Master of Public Health (MPH)

Department

Public Health

First Advisor

Dr. Christina H. Fuller

Second Advisor

Dr. Christa Watson-Wright

Third Advisor

Dr. Christine Stauber

Abstract

Fresh water is not a guaranteed resource. Most of Georgia’s fresh-water sources are refilled by rainwater, and any form of drought or decrease in rainfall levels would result in Georgia’s fresh-water supply becoming vulnerable to over-extraction. This would potentially lead to serious issues including monetary losses in industries which require the use of water in their operations. However, another issue with fresh-water loss is that when fresh water does not flow at expected levels towards the Georgia coast, salt-water begins to intrude into the major available fresh-water reservoirs of the coastal region, particularly the Upper Floridian aquifer. This salt-water intrusion is already contaminating the fresh-water supply in the aquifer that the cities of Savannah and Brunswick depend on for fresh-water.
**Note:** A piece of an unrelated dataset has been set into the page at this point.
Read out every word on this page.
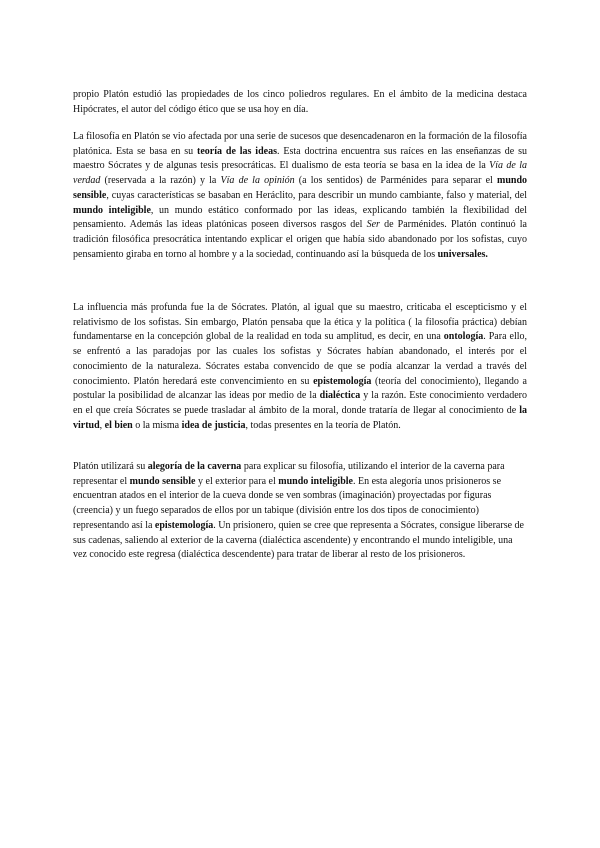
propio Platón estudió las propiedades de los cinco poliedros regulares. En el ámbito de la medicina destaca Hipócrates, el autor del código ético que se usa hoy en día.

La filosofía en Platón se vio afectada por una serie de sucesos que desencadenaron en la formación de la filosofía platónica. Esta se basa en su teoría de las ideas. Esta doctrina encuentra sus raíces en las enseñanzas de su maestro Sócrates y de algunas tesis presocráticas. El dualismo de esta teoría se basa en la idea de la Vía de la verdad (reservada a la razón) y la Vía de la opinión (a los sentidos) de Parménides para separar el mundo sensible, cuyas características se basaban en Heráclito, para describir un mundo cambiante, falso y material, del mundo inteligible, un mundo estático conformado por las ideas, explicando también la flexibilidad del pensamiento. Además las ideas platónicas poseen diversos rasgos del Ser de Parménides. Platón continuó la tradición filosófica presocrática intentando explicar el origen que había sido abandonado por los sofistas, cuyo pensamiento giraba en torno al hombre y a la sociedad, continuando así la búsqueda de los universales.

La influencia más profunda fue la de Sócrates. Platón, al igual que su maestro, criticaba el escepticismo y el relativismo de los sofistas. Sin embargo, Platón pensaba que la ética y la política ( la filosofía práctica) debían fundamentarse en la concepción global de la realidad en toda su amplitud, es decir, en una ontología. Para ello, se enfrentó a las paradojas por las cuales los sofistas y Sócrates habían abandonado, el interés por el conocimiento de la naturaleza. Sócrates estaba convencido de que se podía alcanzar la verdad a través del conocimiento. Platón heredará este convencimiento en su epistemología (teoría del conocimiento), llegando a postular la posibilidad de alcanzar las ideas por medio de la dialéctica y la razón. Este conocimiento verdadero en el que creía Sócrates se puede trasladar al ámbito de la moral, donde trataría de llegar al conocimiento de la virtud, el bien o la misma idea de justicia, todas presentes en la teoría de Platón.

Platón utilizará su alegoría de la caverna para explicar su filosofía, utilizando el interior de la caverna para representar el mundo sensible y el exterior para el mundo inteligible. En esta alegoría unos prisioneros se encuentran atados en el interior de la cueva donde se ven sombras (imaginación) proyectadas por figuras (creencia) y un fuego separados de ellos por un tabique (división entre los dos tipos de conocimiento) representando así la epistemología. Un prisionero, quien se cree que representa a Sócrates, consigue liberarse de sus cadenas, saliendo al exterior de la caverna (dialéctica ascendente) y encontrando el mundo inteligible, una vez conocido este regresa (dialéctica descendente) para tratar de liberar al resto de los prisioneros.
While progressive water conservation and reuse methods are already being planned and implemented, production of freshwater, particularly from desalinated seawater and brackish water, should be reconsidered. If the state waits any longer to install such infrastructure, the process could become more difficult and costlier. This capstone project will discuss the need for new freshwater sources, the dangers of saltwater intrusion, and how seawater and brackish water desalination could potentially fulfill this need.